By William Thompson: Freedom Newspapers

LOGAN — Now that Tucumcari has reduced its projected water needs by two-thirds, it wants to see its costs related to the Ute Pipeline Project reduced accordingly.
Tucumcari currently is scheduled to pay one-fourth of the costs of a proposed project that would pipe water from the Ute Reservoir near Logan to 10 eastern New Mexico communities, including Clovis and Portales.
However, Tucumcari officials have sent two letters to the Eastern New Mexico Rural Water Authority in the last few months, declaring the town had reduced its projected water needs from 6,000 acre-feet to 2,000 acre-feet, thus justifying lower costs.
Tucumcari Mayor Mary Mayfield said the city’s share of the pipeline project costs should be cut by two-thirds.
Despite their request to participate in the pipeline project at a lower level, Tucumcari officials say they will continue to reserve 6,000 acre feet to facilitate future economic development.

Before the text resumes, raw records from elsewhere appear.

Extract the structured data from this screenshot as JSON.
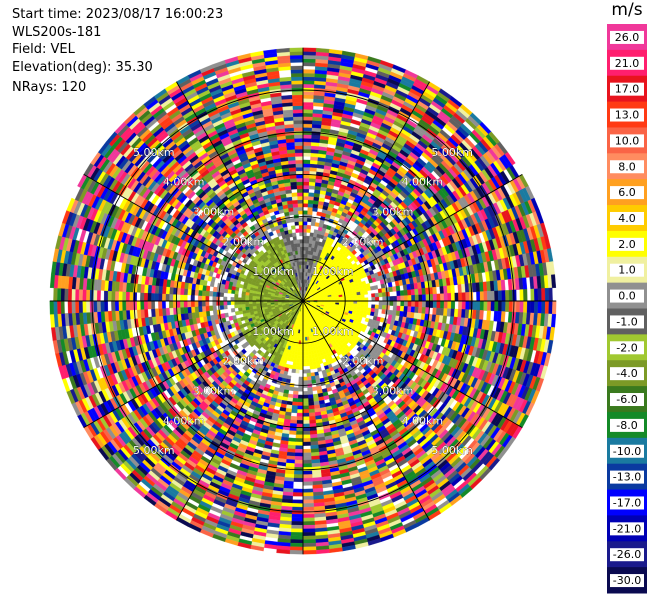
{
  "info": {
    "start_time": "Start time: 2023/08/17 16:00:23",
    "instrument": "WLS200s-181",
    "field": "Field: VEL",
    "elevation": "Elevation(deg): 35.30",
    "nrays": "NRays: 120"
  },
  "colorbar": {
    "unit": "m/s",
    "ticks": [
      "26.0",
      "21.0",
      "17.0",
      "13.0",
      "10.0",
      "8.0",
      "6.0",
      "4.0",
      "2.0",
      "1.0",
      "0.0",
      "-1.0",
      "-2.0",
      "-4.0",
      "-6.0",
      "-8.0",
      "-10.0",
      "-13.0",
      "-17.0",
      "-21.0",
      "-26.0",
      "-30.0"
    ],
    "colors": [
      "#f0389a",
      "#ff1f6e",
      "#e8141e",
      "#ff3a14",
      "#fa6446",
      "#ff8c60",
      "#ffa020",
      "#ffcc00",
      "#ffff00",
      "#f0f0a0",
      "#909090",
      "#606060",
      "#a0c830",
      "#7c9a26",
      "#3a7a1e",
      "#148a28",
      "#1a7aa0",
      "#0a3aa0",
      "#0000ff",
      "#0000b4",
      "#1a1a8c",
      "#0a0a50"
    ]
  },
  "chart_data": {
    "type": "heatmap",
    "subtype": "polar-ppi",
    "field": "VEL",
    "units": "m/s",
    "n_rays": 120,
    "max_range_km": 6.0,
    "ring_labels": [
      "1.00km",
      "2.00km",
      "3.00km",
      "4.00km",
      "5.00km"
    ],
    "ring_ranges_km": [
      1.0,
      2.0,
      3.0,
      4.0,
      5.0
    ],
    "spoke_angles_deg": [
      0,
      30,
      60,
      90,
      120,
      150,
      180,
      210,
      240,
      270,
      300,
      330
    ],
    "color_scale_min": -30.0,
    "color_scale_max": 26.0,
    "regions": [
      {
        "description": "near-range approaching flow",
        "range_km": [
          0,
          1.6
        ],
        "azimuth_deg": [
          200,
          340
        ],
        "value_range": [
          -4.0,
          -1.0
        ]
      },
      {
        "description": "near-range receding flow",
        "range_km": [
          0,
          1.6
        ],
        "azimuth_deg": [
          20,
          200
        ],
        "value_range": [
          2.0,
          4.0
        ]
      },
      {
        "description": "near-zero sector",
        "range_km": [
          0,
          1.6
        ],
        "azimuth_deg": [
          340,
          20
        ],
        "value_range": [
          -1.0,
          1.0
        ]
      },
      {
        "description": "far-range noise",
        "range_km": [
          2.2,
          6.0
        ],
        "azimuth_deg": [
          0,
          360
        ],
        "value_range": [
          -30.0,
          26.0
        ]
      }
    ]
  }
}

In the original letter sent to the water authority, officials said Tucumcari could not afford to participate in the pipeline project at the 6,000 acre-feet level, City Manager Richard Primrose said. The second letter, sent in the last couple of weeks, requested the city’s share of the project cost be re-appropriated, he said.
No action was taken regarding the request.
After Wednesday’s meeting, Mayfield and Primrose said despite their requests for a smaller share of the cost, the city remains committed to the project.
“We have not spent all this time and money on this project for nothing,” Primrose said. “We have been involved in this project since day one.”
State and federal funds would pay for the bulk of the $300-million project if it becomes reality.
According to ENMRWA figures, if Tucumcari’s request to pay less were granted, then Clovis would pay the lion’s share of the remaining costs.
Clovis is now scheduled to pay about 51 percent of the local costs. If Tucumcari’s costs were lowered to one-twelfth of the project’s costs, Clovis would then pay about 63 percent of the local costs.
ENMRWA Program Manager Scott Verhines said he did not see Tucumcari’s request as being out of line.
“Overall percentages of costs would go up for other members, “Verhines said, “but because less water would be delivered, then overall costs would go down for everyone. At this stage of the project, we need communities to let us know to what degree they are committed to the project.”
Also on Wednesday, the Village of San Jon notified board members it no longer wished to participate in the project.
“We could no longer wait for the project to happen so we installed a pipeline to Logan ourselves,” San Jon Administrator Bobbye Rose stated in her letter. “This system will satisfy our needs and we feel we cannot ask our citizens to pay the additional costs required to fund this project.”